Thursday, 19 November 2015

Friday Stride: Original Deletor, Egorg

Yep, Comic Booster time. It's nice that at least some of the Manga cards got put out into the game, and Deletors did need some help to deal with stride being a direct counter to half the benefits delete gave out. One of those cards was a stride of their own, complete with a delete skill of it's own - Original Deletor, Egorg

Well aren't you cheerful?
Egorg is, like most deletors, named with random sounds, because that's how you emphasis 'alien' - make it meaningless. Unlike any other deletor, however, he has a Generation Break skill which only makes him useful on the second stride or more. This does mean that you'll have to skip a turn's delete to stride into something else (unless you ride Mixed Deletor, Keios that turn), but once you do so Egorg give you one of, if not the most cost-efficient delete available.

Most of the Grade 3 deletors cost 4 cards to delete, either in counter-blasts or in discards/retires. Juxtapose Deletor, Zaele only costs three, but is a once-only skill on legion, as opposed to a reusable ACT skill, and lacks the bonus effects other deleting units gain when they delete. Egorg costs only counter-blast 1 and retire 1 for a total of two cards (three if you count the stride cost, which is recovered by triple drive), and on top of the delete and the stride power locks a back row rear-guard and forces the opponent to bind a card from their drop zone face-down, an effect termed Vanish Delete.

Already it's better than almost any other Deletor - the only ones to have a lower cost either require the soul blast of a specific grade 3 or require two grade 3's to delete only after the vanguard attacked (a setup even less appealing in stride format than a conventional delete). But wait, there's more. Once you've deleted, locked and bound the cards, if your opponent has four or more damage and 13 or more cards bound face-down, you instantly win. Instant wins aren't usually common in TCGs in general, and Vanguard has kept them very rare - though so far all of them are in Link Joker.

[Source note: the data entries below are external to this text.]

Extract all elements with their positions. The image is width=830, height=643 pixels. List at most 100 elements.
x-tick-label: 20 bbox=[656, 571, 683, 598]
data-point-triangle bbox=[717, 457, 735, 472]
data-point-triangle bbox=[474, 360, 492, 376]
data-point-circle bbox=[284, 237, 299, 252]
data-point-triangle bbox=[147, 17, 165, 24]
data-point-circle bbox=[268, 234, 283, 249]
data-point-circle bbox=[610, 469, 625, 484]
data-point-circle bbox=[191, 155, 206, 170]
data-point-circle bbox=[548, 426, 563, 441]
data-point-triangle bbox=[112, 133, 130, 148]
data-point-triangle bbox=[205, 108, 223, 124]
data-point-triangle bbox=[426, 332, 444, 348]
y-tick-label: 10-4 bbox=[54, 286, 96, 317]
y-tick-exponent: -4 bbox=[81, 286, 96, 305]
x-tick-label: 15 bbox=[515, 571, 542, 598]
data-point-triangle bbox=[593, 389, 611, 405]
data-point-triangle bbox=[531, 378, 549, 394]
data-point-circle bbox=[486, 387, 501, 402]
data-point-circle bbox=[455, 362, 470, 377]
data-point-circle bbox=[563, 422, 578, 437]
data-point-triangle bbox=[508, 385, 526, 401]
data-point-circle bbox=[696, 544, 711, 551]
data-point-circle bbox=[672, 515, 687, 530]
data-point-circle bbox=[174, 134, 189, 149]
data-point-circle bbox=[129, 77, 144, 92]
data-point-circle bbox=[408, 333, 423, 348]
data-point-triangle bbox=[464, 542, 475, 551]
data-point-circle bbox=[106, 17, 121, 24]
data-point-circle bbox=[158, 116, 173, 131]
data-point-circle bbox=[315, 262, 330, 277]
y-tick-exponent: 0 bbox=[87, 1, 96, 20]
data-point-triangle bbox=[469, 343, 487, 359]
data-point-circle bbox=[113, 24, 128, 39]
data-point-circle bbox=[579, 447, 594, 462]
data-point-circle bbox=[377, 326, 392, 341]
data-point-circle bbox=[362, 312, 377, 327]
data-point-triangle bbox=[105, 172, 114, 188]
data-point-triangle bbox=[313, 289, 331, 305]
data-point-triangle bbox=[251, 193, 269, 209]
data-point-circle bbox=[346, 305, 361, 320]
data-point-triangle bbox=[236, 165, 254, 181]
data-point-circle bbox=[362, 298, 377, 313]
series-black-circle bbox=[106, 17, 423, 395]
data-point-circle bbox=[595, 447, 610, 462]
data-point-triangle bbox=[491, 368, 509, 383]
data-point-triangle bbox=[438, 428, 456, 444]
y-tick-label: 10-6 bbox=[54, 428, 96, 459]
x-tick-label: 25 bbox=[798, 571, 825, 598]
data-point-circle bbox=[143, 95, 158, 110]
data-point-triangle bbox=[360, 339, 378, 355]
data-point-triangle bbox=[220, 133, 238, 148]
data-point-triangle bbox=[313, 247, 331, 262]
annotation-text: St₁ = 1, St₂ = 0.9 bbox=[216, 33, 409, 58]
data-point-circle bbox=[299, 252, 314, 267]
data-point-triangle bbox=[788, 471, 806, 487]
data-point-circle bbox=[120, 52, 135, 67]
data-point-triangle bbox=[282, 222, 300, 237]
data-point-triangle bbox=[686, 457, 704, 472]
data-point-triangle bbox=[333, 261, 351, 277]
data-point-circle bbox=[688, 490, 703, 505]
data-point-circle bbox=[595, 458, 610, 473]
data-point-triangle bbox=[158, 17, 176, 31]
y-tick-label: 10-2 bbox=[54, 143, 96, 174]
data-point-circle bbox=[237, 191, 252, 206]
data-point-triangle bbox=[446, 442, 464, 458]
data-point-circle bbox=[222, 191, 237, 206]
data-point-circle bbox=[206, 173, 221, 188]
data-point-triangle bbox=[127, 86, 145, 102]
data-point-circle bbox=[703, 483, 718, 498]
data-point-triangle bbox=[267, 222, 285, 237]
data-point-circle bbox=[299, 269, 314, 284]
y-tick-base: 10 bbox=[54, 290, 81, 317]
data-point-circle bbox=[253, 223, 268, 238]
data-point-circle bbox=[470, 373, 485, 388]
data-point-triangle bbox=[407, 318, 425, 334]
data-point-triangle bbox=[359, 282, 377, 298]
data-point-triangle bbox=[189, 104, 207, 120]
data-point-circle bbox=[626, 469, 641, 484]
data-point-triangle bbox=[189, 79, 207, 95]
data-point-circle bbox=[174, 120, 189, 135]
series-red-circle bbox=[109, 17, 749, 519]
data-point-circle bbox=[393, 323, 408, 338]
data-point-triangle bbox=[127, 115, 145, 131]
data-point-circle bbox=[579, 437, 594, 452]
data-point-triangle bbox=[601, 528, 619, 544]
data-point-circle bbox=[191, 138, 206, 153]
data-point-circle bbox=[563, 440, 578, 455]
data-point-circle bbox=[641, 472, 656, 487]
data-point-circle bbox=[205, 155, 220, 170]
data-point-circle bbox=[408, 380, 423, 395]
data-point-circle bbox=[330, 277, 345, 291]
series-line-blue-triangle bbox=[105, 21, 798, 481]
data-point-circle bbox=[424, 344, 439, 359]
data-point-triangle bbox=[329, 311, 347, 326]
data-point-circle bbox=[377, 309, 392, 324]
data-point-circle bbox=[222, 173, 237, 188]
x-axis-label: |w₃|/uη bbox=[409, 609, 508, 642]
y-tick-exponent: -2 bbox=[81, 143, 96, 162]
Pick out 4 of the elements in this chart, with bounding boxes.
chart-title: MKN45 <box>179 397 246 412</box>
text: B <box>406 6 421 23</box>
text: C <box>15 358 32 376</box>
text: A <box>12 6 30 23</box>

Four damage isn't going to be hard to get to - you'd have to do that to beat them the conventional way anyway, and although we're not in season 3 any more and few decks will need to go to four damage to even start most decks will eventually want either counterblasts or not to waste shield. It's the 13 vanish deletes that will need some effort, but even this shouldn't be too difficult. Almost every new Deletor in Vanguard and Deletor has, as part of it's skill a vanish delete or two, which can soon start to add up. If nothing else, Egorg humself will vanish delete each turn you stride him, which should be every turn from his GB2 going live, unless you can't stride or would be on the last one but can't get enough units bound to win for some reason. The threat of the Delete End victory condition is a very real one, and it's even harder to play around than World's End. Against that, the opponent can leave them on four and pressure with criticals at least. Here, you either have to push hard and fast, somehow keep the drop zone empty, or play the grade 2 game, and for some decks this may well be difficult.

Overall, whilst Egorg doesn't fix all the problems with Deletors, it at least minimises the advantage losses they face, allowing them to keep up despite a lack of significant card advantage. It gives them an ultimate finisher and something for decks which don't find the delete as draining something else to worry about.